Pré-candidata internacional, a distância

Casal Ramagem
Alexandre e Rebeca Ramagem | Foto: Instagram (arquivo)

A política brasileira é, possivelmente, a mais criativa e impressionante do planeta. O impossível é possível por aqui, até mesmo uma pré-candidata que é servidora de Roraíma, trabalhava em Brasília, mora nos Estados Unidos e deverá ser candidata pelo PL, possivelmente pelo Rio de Janeiro.

Rebeca Ramagem, esposa do ex-deputado federal Alexandre Ramagem (PL), pediu licença do cargo de procuradora do Estado de Roraima para se candidatar nas eleições de 2026. O pedido foi protocolado em 15 de junho. Ela mora nos Estados Unidos com o marido, foragido da Justiça brasileira desde setembro de 2025.

Ao confirmar a sua pré-candidatura, Rebeca se torna uma inédita pré-candidata a distância internacional. No caso de ser candidata, não está claro se viria ao Brasil fazer campanha ou também faria no sistema home office, pela Internet.

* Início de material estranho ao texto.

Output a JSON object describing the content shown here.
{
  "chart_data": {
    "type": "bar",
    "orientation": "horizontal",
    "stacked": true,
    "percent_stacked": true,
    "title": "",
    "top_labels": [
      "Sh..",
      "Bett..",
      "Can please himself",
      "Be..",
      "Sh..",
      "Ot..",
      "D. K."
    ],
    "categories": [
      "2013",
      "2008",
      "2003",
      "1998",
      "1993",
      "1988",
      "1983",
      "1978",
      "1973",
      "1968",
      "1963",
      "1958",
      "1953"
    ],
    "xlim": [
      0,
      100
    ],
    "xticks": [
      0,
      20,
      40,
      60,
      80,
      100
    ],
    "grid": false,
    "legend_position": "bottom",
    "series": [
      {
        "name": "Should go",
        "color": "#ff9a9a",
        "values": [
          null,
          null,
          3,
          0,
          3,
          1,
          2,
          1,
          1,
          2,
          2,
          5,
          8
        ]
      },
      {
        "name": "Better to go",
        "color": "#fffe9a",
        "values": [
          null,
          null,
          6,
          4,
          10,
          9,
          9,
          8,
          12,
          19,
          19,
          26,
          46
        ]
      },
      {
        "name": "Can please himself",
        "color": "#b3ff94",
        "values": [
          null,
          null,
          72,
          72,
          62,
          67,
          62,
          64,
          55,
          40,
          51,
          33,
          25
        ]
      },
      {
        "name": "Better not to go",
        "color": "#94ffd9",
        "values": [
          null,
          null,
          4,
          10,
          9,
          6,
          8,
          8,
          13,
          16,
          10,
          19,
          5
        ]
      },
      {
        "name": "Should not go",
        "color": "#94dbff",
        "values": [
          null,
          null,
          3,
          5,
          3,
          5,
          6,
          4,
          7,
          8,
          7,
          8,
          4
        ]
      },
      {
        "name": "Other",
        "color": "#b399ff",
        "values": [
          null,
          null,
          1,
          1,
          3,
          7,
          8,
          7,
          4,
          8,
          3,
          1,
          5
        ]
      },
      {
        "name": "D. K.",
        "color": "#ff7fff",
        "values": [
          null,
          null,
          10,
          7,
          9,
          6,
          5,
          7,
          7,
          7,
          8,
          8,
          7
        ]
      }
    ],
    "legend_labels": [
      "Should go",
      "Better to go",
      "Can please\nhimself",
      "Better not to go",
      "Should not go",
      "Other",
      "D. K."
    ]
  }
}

Pela legislação eleitoral, servidores públicos que pretendem disputar as eleições precisam se afastar de suas funções dentro do prazo legal. Nesse caso, o prazo de desincompatibilização terminou no último sábado (4). Filiada ao PL desde março de 2022, ela não informou a qual cargo pretende concorrer. Contudo, dirigentes do partido no Rio de Janeiro já admitem uma candidatura à Câmara dos Deputados.

Casal Ramagem
Alexandre e Rebeca Ramagem | Foto: Reprodução Instagram

Multiausente

Rebeca é procuradora em Roraima desde 2015. Atualmente, está lotada na coordenadoria do órgão em Brasília, responsável por ações que correm nos tribunais superiores, com salário de R$ 46 mil mensais. Entretanto, ela não trabalha desde o ano passado, quando deixou o Brasil para acompanhar o marido. Além disso, está sem receber desde dezembro de 2025, quando o pagamento foi suspenso por decisão do Supremo Tribunal Federal (STF).

Procuradora em Roraima, trabalhando em Brasília, morando nos Estados Unidos e pré-candidata a algum cargo eletivo a ser definido pelo seu partido, possivelmente no Rio de Janeiro.

Alexandre Ramagem, ex-diretor da Abin, foi condenado pelo STF a mais de 16 anos de prisão por participação na trama golpista. Em seguida, ele deixou o país de forma clandestina, embarcando da Guiana para os Estados Unidos. Nas redes sociais, Rebeca se apresenta como “exilada política”.